Reason 4: Religious directives at Catholic hospitals result in women of color being denied basic health care

Today, one in six hospital beds in the United States is in a Catholic hospital. A recent study showed that in the last 15 years the number of Catholic owned or affiliated acute care hospitals grew by 22 percent. Catholic hospitals follow the church’s strict religious directives against virtually all types of reproductive health care including tubal ligation, contraception, sterilization, in vitro fertilization and abortion. These hospitals pose a threat to the reproductive health of women of color who disproportionately live in communities where Catholic-run hospitals are the only health care providers in their area. Consider the case of Tamesha Means, a Black woman in her 18th week of pregnancy who was rushed to Mercy Health Partners hospital in excruciating pain, and then sent home. Because of the Catholic Church’s strict directive against abortion, Mean’s doctors refused to tell her after examining her that her fetus was not viable and that termination of her pregnancy was the safest option to prevent sepsis, a life-threatening complication. It was not until her third visit to the hospital, when she began to miscarry, that she received any treatment. Similarly, for Rebecca Chamorro, a Latino woman who was pregnant and wanted a tubal ligation after her baby was delivered, the nearest non-Catholic hospital that provided this kind of maternity services was 70 miles away from her home in Redding, Calif. When her local Catholic hospital refused to let her doctor perform a tubal ligation, Rebecca was left with the impossible “choice” between uprooting her life in the final weeks of pregnancy to move to a town nearer to that hospital, away from her husband and children. Rebecca ultimately delivered at the Catholic hospital and did not receive the tubal ligation she desired.

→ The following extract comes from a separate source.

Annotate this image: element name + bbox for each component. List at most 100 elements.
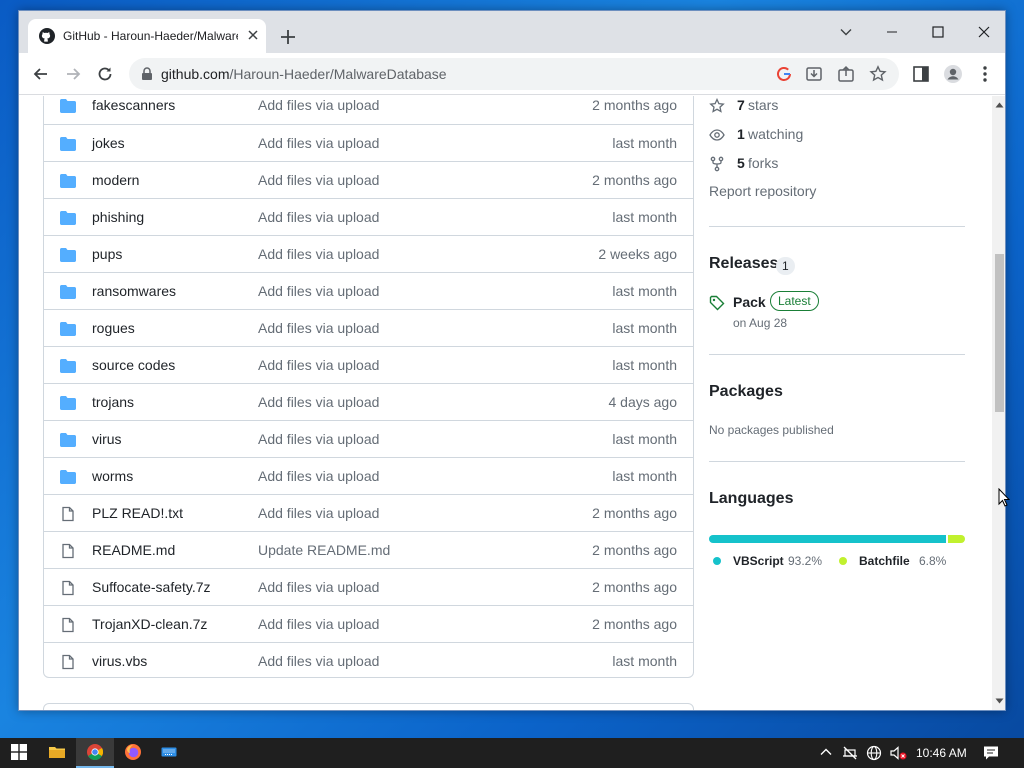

Both of these cases are sobering examples of the threat to reproductive health faced by women of color in some Catholic hospitals.

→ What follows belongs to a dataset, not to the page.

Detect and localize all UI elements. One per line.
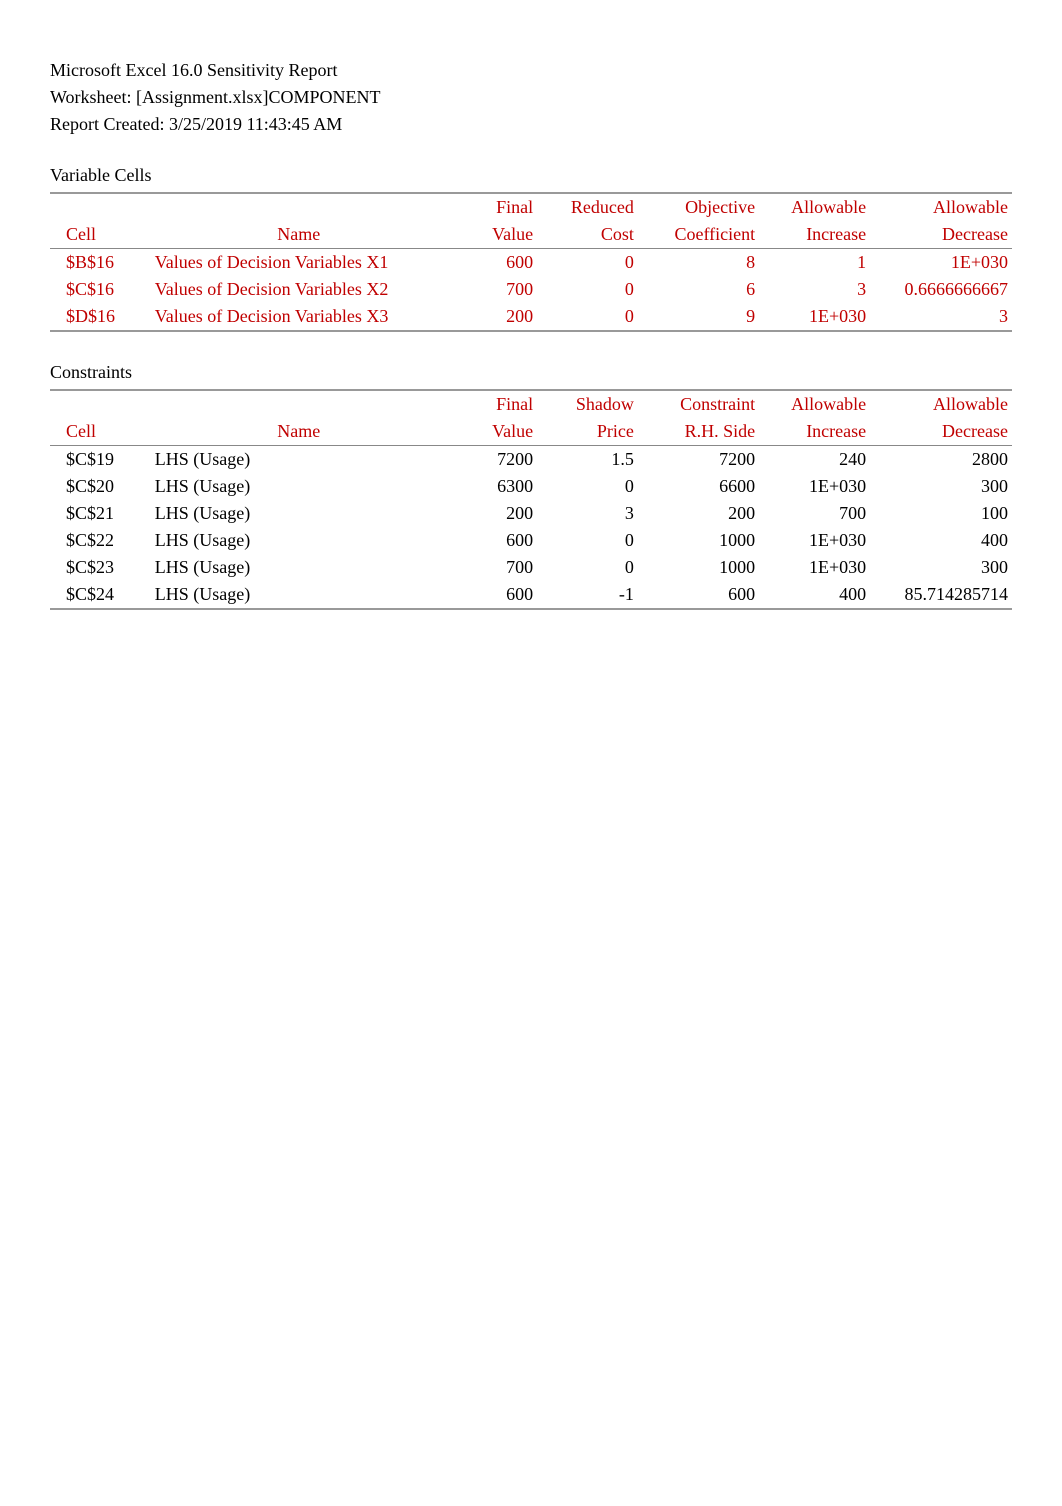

Reason 5: Religious liberty has long been used to support racist legislation and policies

While religious teachings have played an important role in the civil rights movement, less attention has been paid to how misinterpretations of religion have been used to justify racial segregation and discrimination. In the 1800s, white Southerners saw slavery as being compatible with Christian morality. Religious justifications  were used to preserve the racial status quo for decades after the Civil War, creating a theology of segregation that helped validate legal segregation. Religion-based arguments were also used to challenge the Civil Rights Act of 1964, as well as the Supreme Court’s 1954 Brown v. Board of Education decision. Even after influential leaders discredited segregation theology in the 1960s, some clergy continued to use it years after.

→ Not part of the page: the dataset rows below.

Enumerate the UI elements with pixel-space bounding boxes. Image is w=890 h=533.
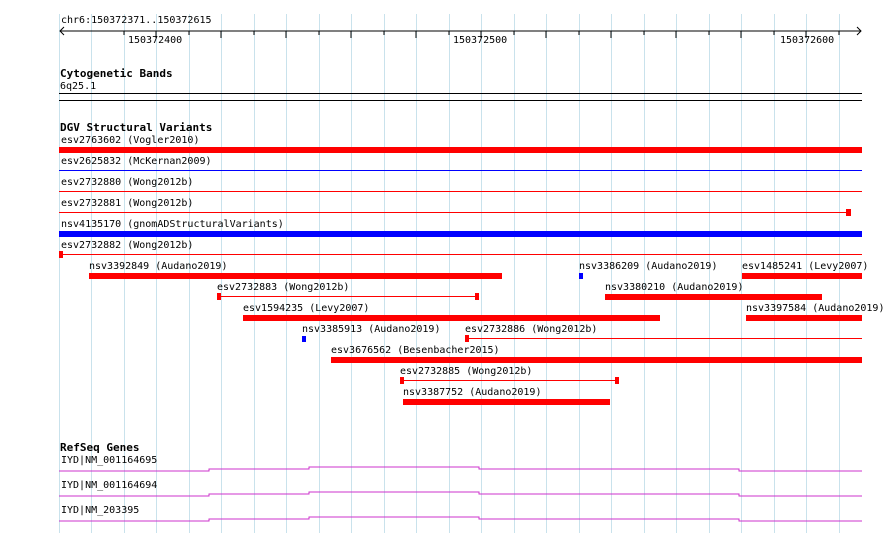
- variant-end-marker: [475, 293, 479, 300]
- variant-bar[interactable]: [605, 294, 822, 300]
- feature-label[interactable]: nsv3397584 (Audano2019): [746, 303, 884, 314]
- variant-end-marker: [846, 209, 851, 216]
- gene-model[interactable]: [59, 463, 863, 473]
- feature-label[interactable]: nsv3385913 (Audano2019): [302, 324, 440, 335]
- variant-bar[interactable]: [302, 336, 306, 342]
- ruler-tick-label: 150372500: [453, 35, 508, 46]
- cytoband-label[interactable]: 6q25.1: [60, 81, 96, 92]
- feature-label[interactable]: nsv3386209 (Audano2019): [579, 261, 717, 272]
- variant-end-marker: [465, 335, 469, 342]
- feature-label[interactable]: esv2732885 (Wong2012b): [400, 366, 532, 377]
- cytoband-bar-top[interactable]: [59, 93, 862, 94]
- track-title-dgv-structural-variants[interactable]: DGV Structural Variants: [60, 122, 212, 134]
- variant-bar[interactable]: [746, 315, 862, 321]
- cytoband-bar-bottom[interactable]: [59, 100, 862, 101]
- variant-end-marker: [59, 251, 63, 258]
- grid-line: [514, 14, 515, 533]
- variant-end-marker: [615, 377, 619, 384]
- grid-line: [709, 14, 710, 533]
- feature-label[interactable]: esv2625832 (McKernan2009): [61, 156, 212, 167]
- variant-end-marker: [400, 377, 404, 384]
- variant-bar[interactable]: [742, 273, 862, 279]
- gene-model[interactable]: [59, 513, 863, 523]
- feature-label[interactable]: nsv3380210 (Audano2019): [605, 282, 743, 293]
- feature-label[interactable]: esv2732886 (Wong2012b): [465, 324, 597, 335]
- track-title-cytogenetic-bands[interactable]: Cytogenetic Bands: [60, 68, 173, 80]
- feature-label[interactable]: nsv4135170 (gnomADStructuralVariants): [61, 219, 284, 230]
- ruler-tick-label: 150372600: [780, 35, 835, 46]
- feature-label[interactable]: esv2732882 (Wong2012b): [61, 240, 193, 251]
- variant-bar[interactable]: [400, 380, 619, 381]
- variant-bar[interactable]: [243, 315, 660, 321]
- grid-line: [546, 14, 547, 533]
- variant-bar[interactable]: [579, 273, 583, 279]
- ruler-tick-label: 150372400: [128, 35, 183, 46]
- variant-bar[interactable]: [59, 231, 862, 237]
- variant-end-marker: [217, 293, 221, 300]
- variant-bar[interactable]: [403, 399, 610, 405]
- feature-label[interactable]: esv3676562 (Besenbacher2015): [331, 345, 500, 356]
- variant-bar[interactable]: [59, 191, 862, 192]
- feature-label[interactable]: esv2732880 (Wong2012b): [61, 177, 193, 188]
- gene-model[interactable]: [59, 488, 863, 498]
- variant-bar[interactable]: [59, 147, 862, 153]
- track-title-refseq-genes[interactable]: RefSeq Genes: [60, 442, 139, 454]
- feature-label[interactable]: esv2763602 (Vogler2010): [61, 135, 199, 146]
- feature-label[interactable]: esv2732881 (Wong2012b): [61, 198, 193, 209]
- variant-bar[interactable]: [89, 273, 502, 279]
- feature-label[interactable]: nsv3392849 (Audano2019): [89, 261, 227, 272]
- grid-line: [676, 14, 677, 533]
- variant-bar[interactable]: [217, 296, 478, 297]
- grid-line: [611, 14, 612, 533]
- variant-bar[interactable]: [61, 254, 862, 255]
- ruler-location: chr6:150372371..150372615: [61, 15, 212, 26]
- feature-label[interactable]: esv2732883 (Wong2012b): [217, 282, 349, 293]
- variant-bar[interactable]: [59, 170, 862, 171]
- genome-browser-panel: chr6:150372371..150372615 150372400 1503…: [0, 0, 890, 533]
- feature-label[interactable]: nsv3387752 (Audano2019): [403, 387, 541, 398]
- variant-bar[interactable]: [331, 357, 862, 363]
- feature-label[interactable]: esv1485241 (Levy2007): [742, 261, 868, 272]
- grid-line: [644, 14, 645, 533]
- variant-bar[interactable]: [59, 212, 849, 213]
- feature-label[interactable]: esv1594235 (Levy2007): [243, 303, 369, 314]
- variant-bar[interactable]: [465, 338, 862, 339]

These folks haven’t given up. Some of the advocates of broad religious exemption laws today hope to use them to undermine the national consensus on racial equality. Religious exemption supporters like the Beckett Fund, Liberty Counsel, and Alliance Defending Freedom are pursuing a broad libertarian agenda that seeks to undermine all government. One strategy in this approach is undermining state and local civil rights commissions, which are often the best way for low income people and people of color to bring discrimination claims because they do not have to pay for a lawyer to do so. Yet advocates of broad religious exemptions are seeking to weaken public human rights agencies. This strategy is part of a broader effort to underfund, understaff, and limit the jurisdiction of administrative agencies charged with enforcing local civil rights laws.


Kira Shepherd is Associate Director of Racial Justice at the Public Rights/ Private Conscience project at the Center for Gender and Sexuality Law at Columbia Law School.